Chapitre IV. Instruction publique

Articles 1 à 6

« Art. 1. Frais des jurys d’examen pour les grades académiques : fr. 80,000. »

- Adopté.


« Art. 2. Universités : fr. 535,993. »

- Adopté.


« Art. 3. Frais de l’école industrielle à Gand : fr. 10,000. »

- Adopté.


« Art. 4. Frais d’inspection des athénées et collèges : fr. 8,800. »

- Adopté.


« Art. 5. Subsides annuels aux établissements d’enseignement moyen : fr. 105,000. »

- Adopté.


« Art. 6. Indemnités aux professeurs démissionnés dans les athénées et collèges : fr. 5,000. »

- Adopté.

Article 7

« Art. 7. Instruction primaire : fr. 255,000. »

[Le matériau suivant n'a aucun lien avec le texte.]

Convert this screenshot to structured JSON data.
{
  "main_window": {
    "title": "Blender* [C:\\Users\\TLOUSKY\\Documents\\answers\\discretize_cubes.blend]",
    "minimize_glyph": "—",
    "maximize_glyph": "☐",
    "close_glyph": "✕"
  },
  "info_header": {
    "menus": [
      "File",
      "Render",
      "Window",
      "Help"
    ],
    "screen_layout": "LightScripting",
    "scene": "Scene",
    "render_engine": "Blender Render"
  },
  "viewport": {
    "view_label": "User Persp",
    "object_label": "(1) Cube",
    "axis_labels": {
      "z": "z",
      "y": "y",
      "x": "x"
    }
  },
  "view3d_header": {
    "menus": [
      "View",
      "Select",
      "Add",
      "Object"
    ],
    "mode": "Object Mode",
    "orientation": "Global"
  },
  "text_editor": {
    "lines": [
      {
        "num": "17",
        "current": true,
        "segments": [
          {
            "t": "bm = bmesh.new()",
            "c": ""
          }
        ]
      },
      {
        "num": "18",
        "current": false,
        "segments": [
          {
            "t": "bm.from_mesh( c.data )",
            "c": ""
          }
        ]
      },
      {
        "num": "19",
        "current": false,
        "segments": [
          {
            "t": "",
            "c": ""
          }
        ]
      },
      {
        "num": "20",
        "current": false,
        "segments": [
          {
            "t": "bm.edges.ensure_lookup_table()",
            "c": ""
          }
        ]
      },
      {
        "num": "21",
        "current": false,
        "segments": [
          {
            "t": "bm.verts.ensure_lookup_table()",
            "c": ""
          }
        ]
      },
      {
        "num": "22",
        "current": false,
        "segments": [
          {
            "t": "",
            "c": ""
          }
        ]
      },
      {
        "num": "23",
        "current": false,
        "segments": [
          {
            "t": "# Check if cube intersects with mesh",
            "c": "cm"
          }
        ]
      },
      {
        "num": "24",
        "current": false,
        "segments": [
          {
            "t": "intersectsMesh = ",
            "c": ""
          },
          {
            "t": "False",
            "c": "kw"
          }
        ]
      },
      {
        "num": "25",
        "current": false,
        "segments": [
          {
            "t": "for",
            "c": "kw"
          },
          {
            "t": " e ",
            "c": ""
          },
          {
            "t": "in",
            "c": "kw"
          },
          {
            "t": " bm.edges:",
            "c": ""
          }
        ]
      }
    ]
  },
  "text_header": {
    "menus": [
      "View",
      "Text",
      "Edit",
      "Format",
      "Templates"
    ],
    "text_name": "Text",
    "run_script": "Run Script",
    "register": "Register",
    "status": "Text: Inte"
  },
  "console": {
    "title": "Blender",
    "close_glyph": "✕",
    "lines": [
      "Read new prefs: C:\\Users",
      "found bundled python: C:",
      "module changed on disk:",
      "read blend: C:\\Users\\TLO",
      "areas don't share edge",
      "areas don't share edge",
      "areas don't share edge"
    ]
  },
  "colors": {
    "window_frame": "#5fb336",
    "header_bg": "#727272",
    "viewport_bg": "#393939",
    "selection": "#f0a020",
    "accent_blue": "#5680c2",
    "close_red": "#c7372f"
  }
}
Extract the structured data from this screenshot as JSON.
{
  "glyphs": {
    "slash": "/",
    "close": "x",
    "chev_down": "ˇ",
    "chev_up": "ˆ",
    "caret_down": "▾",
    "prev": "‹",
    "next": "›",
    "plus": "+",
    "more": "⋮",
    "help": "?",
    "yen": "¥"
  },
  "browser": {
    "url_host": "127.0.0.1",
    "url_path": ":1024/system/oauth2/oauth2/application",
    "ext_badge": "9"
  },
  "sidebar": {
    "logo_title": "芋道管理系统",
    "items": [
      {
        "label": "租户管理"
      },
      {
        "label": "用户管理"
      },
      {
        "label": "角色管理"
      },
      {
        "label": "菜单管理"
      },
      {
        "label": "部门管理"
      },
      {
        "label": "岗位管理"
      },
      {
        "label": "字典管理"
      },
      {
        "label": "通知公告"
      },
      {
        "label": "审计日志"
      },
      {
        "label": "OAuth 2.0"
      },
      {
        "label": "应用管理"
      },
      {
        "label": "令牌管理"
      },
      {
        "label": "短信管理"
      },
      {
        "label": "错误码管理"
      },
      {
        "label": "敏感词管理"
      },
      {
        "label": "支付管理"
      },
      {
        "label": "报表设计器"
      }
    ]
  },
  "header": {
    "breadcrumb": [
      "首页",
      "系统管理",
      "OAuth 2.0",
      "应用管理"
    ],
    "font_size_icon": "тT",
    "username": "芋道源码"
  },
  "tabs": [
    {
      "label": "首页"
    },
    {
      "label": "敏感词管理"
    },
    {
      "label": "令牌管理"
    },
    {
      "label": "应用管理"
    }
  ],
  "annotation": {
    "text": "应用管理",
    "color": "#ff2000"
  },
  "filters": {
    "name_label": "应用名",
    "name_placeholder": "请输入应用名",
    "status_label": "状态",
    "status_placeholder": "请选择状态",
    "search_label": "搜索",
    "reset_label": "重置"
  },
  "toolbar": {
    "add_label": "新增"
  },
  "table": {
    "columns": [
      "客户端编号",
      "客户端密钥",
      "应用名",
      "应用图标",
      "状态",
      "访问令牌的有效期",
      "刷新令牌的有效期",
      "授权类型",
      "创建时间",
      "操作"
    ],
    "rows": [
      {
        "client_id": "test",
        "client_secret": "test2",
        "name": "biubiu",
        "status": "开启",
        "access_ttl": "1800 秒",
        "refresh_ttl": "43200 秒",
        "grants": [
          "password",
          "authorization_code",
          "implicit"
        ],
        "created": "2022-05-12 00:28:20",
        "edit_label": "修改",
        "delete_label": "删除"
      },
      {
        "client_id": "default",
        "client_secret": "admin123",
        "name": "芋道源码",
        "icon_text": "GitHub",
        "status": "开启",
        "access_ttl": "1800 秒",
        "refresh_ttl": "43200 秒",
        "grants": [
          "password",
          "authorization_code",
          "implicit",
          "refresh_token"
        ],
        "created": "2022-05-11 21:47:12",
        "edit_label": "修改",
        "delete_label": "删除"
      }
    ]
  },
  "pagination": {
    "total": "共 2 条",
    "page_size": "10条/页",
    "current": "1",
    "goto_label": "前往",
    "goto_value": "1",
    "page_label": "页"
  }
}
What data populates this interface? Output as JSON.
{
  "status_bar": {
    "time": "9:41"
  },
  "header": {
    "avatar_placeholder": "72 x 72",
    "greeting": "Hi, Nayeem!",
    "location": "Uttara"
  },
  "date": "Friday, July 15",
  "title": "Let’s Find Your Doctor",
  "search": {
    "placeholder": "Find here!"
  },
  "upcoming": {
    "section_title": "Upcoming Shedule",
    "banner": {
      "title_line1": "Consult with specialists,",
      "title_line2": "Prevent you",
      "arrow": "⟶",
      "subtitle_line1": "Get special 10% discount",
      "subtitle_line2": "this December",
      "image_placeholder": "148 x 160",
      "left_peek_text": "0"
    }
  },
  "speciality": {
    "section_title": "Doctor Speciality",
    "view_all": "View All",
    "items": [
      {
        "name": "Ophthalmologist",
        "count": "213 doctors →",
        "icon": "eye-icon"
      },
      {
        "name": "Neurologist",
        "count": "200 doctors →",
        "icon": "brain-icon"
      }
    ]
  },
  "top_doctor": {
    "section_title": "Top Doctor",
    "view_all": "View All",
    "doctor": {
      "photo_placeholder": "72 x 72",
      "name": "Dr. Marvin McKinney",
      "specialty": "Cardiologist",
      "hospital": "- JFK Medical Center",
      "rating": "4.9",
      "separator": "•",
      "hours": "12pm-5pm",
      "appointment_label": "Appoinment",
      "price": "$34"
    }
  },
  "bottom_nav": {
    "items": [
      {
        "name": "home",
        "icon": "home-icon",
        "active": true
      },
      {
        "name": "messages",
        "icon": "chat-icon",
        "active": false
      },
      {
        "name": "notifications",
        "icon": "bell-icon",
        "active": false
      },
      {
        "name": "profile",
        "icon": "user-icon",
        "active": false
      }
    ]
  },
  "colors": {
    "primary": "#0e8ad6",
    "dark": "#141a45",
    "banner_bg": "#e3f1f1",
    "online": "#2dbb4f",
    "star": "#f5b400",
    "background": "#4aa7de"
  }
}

M. Devaux. - Je demanderai qu’on veuille remettre le vote de cet article à demain. Il existe une demande d’une localité de ma province pour avoir une augmentation d’allocation ; l’instruction de cette demande est commencée au ministère, on la trouve juste et on s’informe aujourd’hui même si le subside réclamé est suffisant pour faire face à cette demande. On peut ajourner cet article jusqu’à demain et passer à un article suivant.

- L’ajournement proposé par M. Devaux est adopté.

Article 8

« Art. 8. Subside pour l’instruction des sourds-muets et des aveugles : fr. 20,000. »

- Adopté.

Chapitre V. Cultes

Article premier

« Art. 1er. Culte catholique : fr. 4,016,150. »

- Adopté.

Article 2

« Art. 2. Culte protestant (chiffre demandé par le gouvernement) : fr. 80,000 fr. ; (chiffre proposé par la section centrale) : fr. 79,000. »

M. Pollénus. - Au commencement de cette séance il a été donné lecture de l’analyse d’une pétition de la direction des églises protestantes du Limbourg, dans laquelle je trouve que cette direction se plaint de ce que depuis 1830 elle n’est pas défrayée de réunions qui ont lieu conformément à des arrêtés royaux relatés dans la constitution. Les signataires de la pétition font remarquer que leur réclamation a pour objet non pas d’obtenir une augmentation de traitement, mais simplement une indemnité pour déplacements auxquels ils sont tenus. Je demanderai la remise de l’article à demain, afin de laisser à M. le ministre de l’intérieur le loisir d’examiner cette réclamation.

- La proposition de M. Pollénus est adoptée ; en conséquence la discussion de l’art. 2 du chap. V est remise à demain.

- La séance est levée à 4 heures et un quart.